We are four students from the University of Michigan. Our names are Nathan Hamet, Kevin Kacan, Scott Loeffler, and Jordan Swift.
By: UMichTornadoCamp , 4:17 PM GMT on May 12, 2014
Apologies for the late post covering yesterday's, May 11, events. It was a very eventful. We got the green light to head out and chase for the day for the first time. We left Lubbock around 10 am and headed north into Oklahoma. Into the afternoon hours, storms started to develop along the dryline which set up along the Oklahoma panhandle and into western Kansas. As more storms began to develop along the dryline we targeted the southernmost cell to chase and hoped that it would come off and separate itself from the dryline. We stopped for gas around 3:30 in Buffalo, Oklahoma and noticed some nice mammatus clouds and supercell structure to our west-southwest. We followed this cell for a little over an hour into Kansas. It did not produce a tornado while we were following it but it did provide very good pictures and video for showing supercell structure.

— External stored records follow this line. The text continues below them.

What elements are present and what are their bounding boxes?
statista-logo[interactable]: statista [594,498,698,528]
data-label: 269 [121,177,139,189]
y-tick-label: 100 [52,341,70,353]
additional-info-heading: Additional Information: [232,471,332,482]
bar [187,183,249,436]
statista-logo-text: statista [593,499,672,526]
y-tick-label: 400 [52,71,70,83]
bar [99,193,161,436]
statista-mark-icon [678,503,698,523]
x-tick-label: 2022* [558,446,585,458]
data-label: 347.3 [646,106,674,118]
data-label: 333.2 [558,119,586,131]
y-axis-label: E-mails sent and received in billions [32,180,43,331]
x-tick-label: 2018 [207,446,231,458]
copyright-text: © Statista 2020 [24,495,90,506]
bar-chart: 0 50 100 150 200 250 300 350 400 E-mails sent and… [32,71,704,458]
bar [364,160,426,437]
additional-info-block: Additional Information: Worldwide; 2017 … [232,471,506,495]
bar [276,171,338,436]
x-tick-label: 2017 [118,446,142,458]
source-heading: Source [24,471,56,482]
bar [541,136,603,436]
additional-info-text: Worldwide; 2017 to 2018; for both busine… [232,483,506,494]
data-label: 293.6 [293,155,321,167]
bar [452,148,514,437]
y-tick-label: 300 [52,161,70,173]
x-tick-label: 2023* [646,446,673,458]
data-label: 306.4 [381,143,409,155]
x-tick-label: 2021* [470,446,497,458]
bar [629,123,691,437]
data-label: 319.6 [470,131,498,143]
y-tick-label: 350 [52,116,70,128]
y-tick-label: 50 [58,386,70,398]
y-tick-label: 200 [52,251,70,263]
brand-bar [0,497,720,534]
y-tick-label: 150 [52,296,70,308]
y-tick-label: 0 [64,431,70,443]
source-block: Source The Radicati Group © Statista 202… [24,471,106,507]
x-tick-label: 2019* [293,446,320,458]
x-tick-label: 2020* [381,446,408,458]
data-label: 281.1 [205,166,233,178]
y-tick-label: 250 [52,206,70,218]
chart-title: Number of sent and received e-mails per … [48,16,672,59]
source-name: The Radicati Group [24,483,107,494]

After this cell sped away from us to the northeast, we turned our attention to an incoming cell from the southwest. We traveled east-west just north of St. Johns, Kansas in order to get into a good position. This second cell was used for the first dual deployment of the radar. We followed this cell for over an hour. Around 8 pm we turned our attention to a different use for the dual radar deployment. Instead of trying to track and monitor supercells we deployed both radars to monitor the gust front that was coming straight toward us. The gust front providing some great pictures. When the front rolled through the winds sped up very quickly and the temperatures dropped rapidly before heavy rain started to fall.
Around 9 pm we called it a day and headed for Woodward, Oklahoma to stay the night before heading to Lubbock the next day. The drive down to Woodward was full of lightning brightening up the night sky. We got to Woodward a little before 1 am. Very eventful first chase day.